By Monte R. Young, Newsday (New York)

Nassau County Executive Thomas Suozzi appointed a 30-year police veteran as the county’s gang czar yesterday, but the police union president said that without a dedicated police unit the move was “just another press release.”

With more than two dozen community groups and lawmakers at a news conference in Mineola, Robert Turk, 53, former commanding officer of Nassau’s Bureau of Special Operations, was promoted to inspector to coordinate the county’s anti-gang efforts.

“We have to identify the main agencies and what they have to offer and get law enforcement, ministers, schools, on the same page and we will reduce gang violence,” Turk said. “We have to offer those involved in gangs an alternative - jobs, education, housing - so they can become a functioning part of society.”

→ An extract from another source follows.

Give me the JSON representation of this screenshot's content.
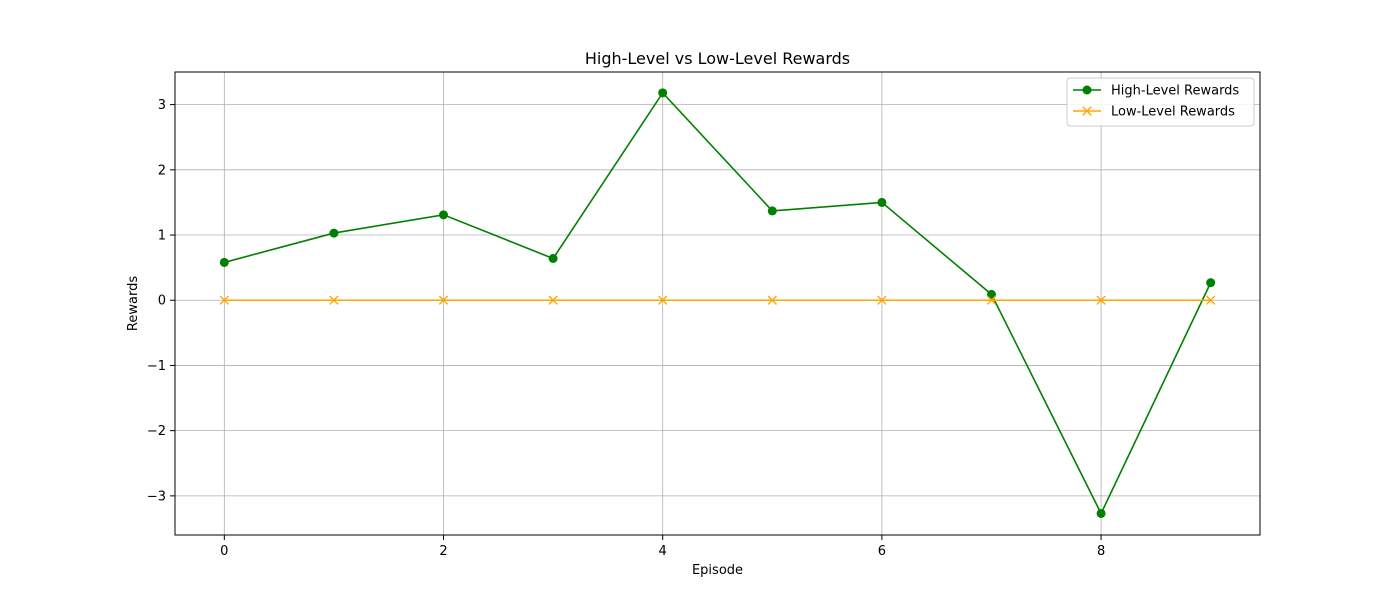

Gary DelaRaba, president of the Nassau Police Benevolent Association, said Turk is a good choice for the job but the county needs a special, dedicated unit of officers under him.

Suozzi said he will not form such a unit.

“What we need is not more resources, but coordination of existing resources,” Suozzi said. “We are doing an effective job with enforcement, but we need to do a better job in prevention and redirection of those involved in gangs.”

Currently the police department says it has 50 officers working on gang-related issues. But they work only part time on that and are assigned to other activities. The county has never had a unit dedicated to gang activities.

Without such a unit, DelaRaba said, the administration is giving people false hope.

“You need the unit to eradicate gangs at the root and lock them up,” DelaRaba said. “If you don’t, they will continue to flourish. Anyone who is telling you different is not being honest about the situation.”

Sergio Argueta, 26, a Hempstead gang intervention activist and former member of the Rondel Pride gang, attended yesterday’s news conference and said what the county is doing is good but is not enough.

“They talk about jobs at the malls, they are not hiring kids from our neighborhoods,” Argueta said. “Until you have some alternatives to gangs, we will continue to lose kids.”

Turk’s appointment comes after the brutal killing of two suspected gang members whose bodies were found in mid-October. And, in Suffolk County, a recent crackdown netted a number of suspected gang members, but was criticized by some residents who complained about police harassment and false arrests.

Turk joined the Police Department in 1973 and coordinated security for the Nassau Coliseum and the Goodwill Games.